Le docteur et André arrivent en même temps.

Le premier est un peu moins maigre. Il a renversé la marmite à l’oxygène. Il porte également un burnous, présent d’Ibrahim. André, vêtu de son costume européen, est coiffé de son casque en liège.

– Eh ! matelot, dit le docteur, d’où viens-tu ?

– D’faire mon somme avec Osanore, parbleu.

– Ah ! oui, reprit André en souriant, votre ami l’éléphant.

– Une bonne bête, allez, m’sieu André ; si vous saviez comme c’est intelligent. Vrai, là, ça a plus d’entendement que bien des personnes.

– Je n’en doute pas. Mais pourquoi ce nom d’Osanore que vous lui avez donné ?

– Dame ! puisqu’il n’a plus qu’une défense.

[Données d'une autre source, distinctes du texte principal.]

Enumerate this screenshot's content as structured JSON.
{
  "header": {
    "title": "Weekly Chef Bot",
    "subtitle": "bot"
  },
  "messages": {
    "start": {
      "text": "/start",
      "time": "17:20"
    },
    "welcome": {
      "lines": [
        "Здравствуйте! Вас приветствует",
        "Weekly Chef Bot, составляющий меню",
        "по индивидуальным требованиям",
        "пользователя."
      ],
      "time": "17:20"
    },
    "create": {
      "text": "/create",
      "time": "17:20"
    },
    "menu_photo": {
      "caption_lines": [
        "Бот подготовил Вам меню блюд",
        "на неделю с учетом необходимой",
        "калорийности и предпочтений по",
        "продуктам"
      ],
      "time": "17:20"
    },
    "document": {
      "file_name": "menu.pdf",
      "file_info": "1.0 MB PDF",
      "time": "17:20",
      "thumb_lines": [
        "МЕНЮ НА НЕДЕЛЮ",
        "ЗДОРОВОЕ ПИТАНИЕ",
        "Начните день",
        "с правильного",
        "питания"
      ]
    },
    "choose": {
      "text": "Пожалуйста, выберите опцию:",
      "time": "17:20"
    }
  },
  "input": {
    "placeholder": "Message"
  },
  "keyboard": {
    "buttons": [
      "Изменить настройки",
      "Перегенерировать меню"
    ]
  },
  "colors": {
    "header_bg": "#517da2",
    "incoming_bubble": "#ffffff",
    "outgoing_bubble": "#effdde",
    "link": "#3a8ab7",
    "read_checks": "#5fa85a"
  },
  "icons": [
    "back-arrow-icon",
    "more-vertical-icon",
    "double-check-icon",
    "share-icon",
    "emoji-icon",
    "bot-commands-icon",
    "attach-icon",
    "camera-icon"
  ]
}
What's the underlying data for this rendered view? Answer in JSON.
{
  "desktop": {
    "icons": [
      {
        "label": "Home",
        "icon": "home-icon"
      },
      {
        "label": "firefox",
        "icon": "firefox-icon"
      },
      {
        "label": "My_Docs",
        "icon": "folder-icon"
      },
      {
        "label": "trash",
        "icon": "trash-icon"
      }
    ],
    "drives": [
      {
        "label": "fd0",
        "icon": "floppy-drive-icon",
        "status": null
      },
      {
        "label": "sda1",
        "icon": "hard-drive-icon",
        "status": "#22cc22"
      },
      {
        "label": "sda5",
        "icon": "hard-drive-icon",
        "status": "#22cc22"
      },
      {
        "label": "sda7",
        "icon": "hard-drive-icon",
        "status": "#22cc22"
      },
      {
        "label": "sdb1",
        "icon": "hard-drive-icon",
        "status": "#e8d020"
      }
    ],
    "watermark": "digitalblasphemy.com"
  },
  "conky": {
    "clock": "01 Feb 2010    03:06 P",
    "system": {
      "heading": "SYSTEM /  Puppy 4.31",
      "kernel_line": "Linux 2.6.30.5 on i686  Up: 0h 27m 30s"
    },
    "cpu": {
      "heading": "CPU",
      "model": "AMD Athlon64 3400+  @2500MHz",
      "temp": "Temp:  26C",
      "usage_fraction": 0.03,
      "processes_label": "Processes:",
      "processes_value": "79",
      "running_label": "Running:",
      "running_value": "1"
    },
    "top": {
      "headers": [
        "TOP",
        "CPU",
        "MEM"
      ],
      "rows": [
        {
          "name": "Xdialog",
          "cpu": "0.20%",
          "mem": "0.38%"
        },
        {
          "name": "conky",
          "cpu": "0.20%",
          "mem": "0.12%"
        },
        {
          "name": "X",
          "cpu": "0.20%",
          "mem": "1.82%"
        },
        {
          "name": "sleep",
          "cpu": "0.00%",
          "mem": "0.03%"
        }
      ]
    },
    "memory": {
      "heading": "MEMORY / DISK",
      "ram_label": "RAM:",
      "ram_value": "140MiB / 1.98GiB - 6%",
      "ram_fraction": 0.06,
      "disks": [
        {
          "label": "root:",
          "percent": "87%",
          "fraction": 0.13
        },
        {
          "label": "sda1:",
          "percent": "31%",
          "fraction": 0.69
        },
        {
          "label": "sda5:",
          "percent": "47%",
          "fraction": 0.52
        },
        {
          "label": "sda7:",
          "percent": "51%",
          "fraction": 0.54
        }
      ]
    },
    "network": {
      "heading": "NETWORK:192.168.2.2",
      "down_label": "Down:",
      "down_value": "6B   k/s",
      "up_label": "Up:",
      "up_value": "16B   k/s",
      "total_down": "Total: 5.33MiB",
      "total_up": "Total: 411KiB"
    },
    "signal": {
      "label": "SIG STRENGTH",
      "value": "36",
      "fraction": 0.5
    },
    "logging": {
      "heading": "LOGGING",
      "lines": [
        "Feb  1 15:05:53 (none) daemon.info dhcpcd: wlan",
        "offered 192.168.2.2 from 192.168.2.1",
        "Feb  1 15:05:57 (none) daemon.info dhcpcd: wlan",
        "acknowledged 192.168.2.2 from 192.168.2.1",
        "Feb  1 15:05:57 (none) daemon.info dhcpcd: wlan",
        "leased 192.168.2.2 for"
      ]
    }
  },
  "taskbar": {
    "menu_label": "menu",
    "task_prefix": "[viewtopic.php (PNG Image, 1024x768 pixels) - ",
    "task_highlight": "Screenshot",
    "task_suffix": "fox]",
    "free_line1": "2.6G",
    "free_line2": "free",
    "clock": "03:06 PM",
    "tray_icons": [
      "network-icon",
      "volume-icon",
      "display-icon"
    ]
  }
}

– Raison de plus. Vous ignorez que osanore veut dire fausse dent. Non seulement votre gros ami n’en porte pas, mais il lui en manque une vraie. C’est plutôt Brèche-dent, que vous auriez dû le nommer.

– Je ne dis pas non, mais que voulez vous, Osanore, c’est si joli, ça ressemble à un roucoulement. D’ailleurs il s’entend déjà appeler comme une vraie personne humaine.

– Osanore, soit ; nous ne vous chicanerons pas, cher ami.

Ibrahim avait fini son repas. Il se leva, salua sans mot dire les trois blancs, et se dirigea vers son lieutenant auquel il donna quelques ordres.

Le tambour retentit aussitôt sous la feuillée. Les indigènes sortirent tumultueusement de toutes les cases, pendant que les hommes de l’escorte formaient un large cercle.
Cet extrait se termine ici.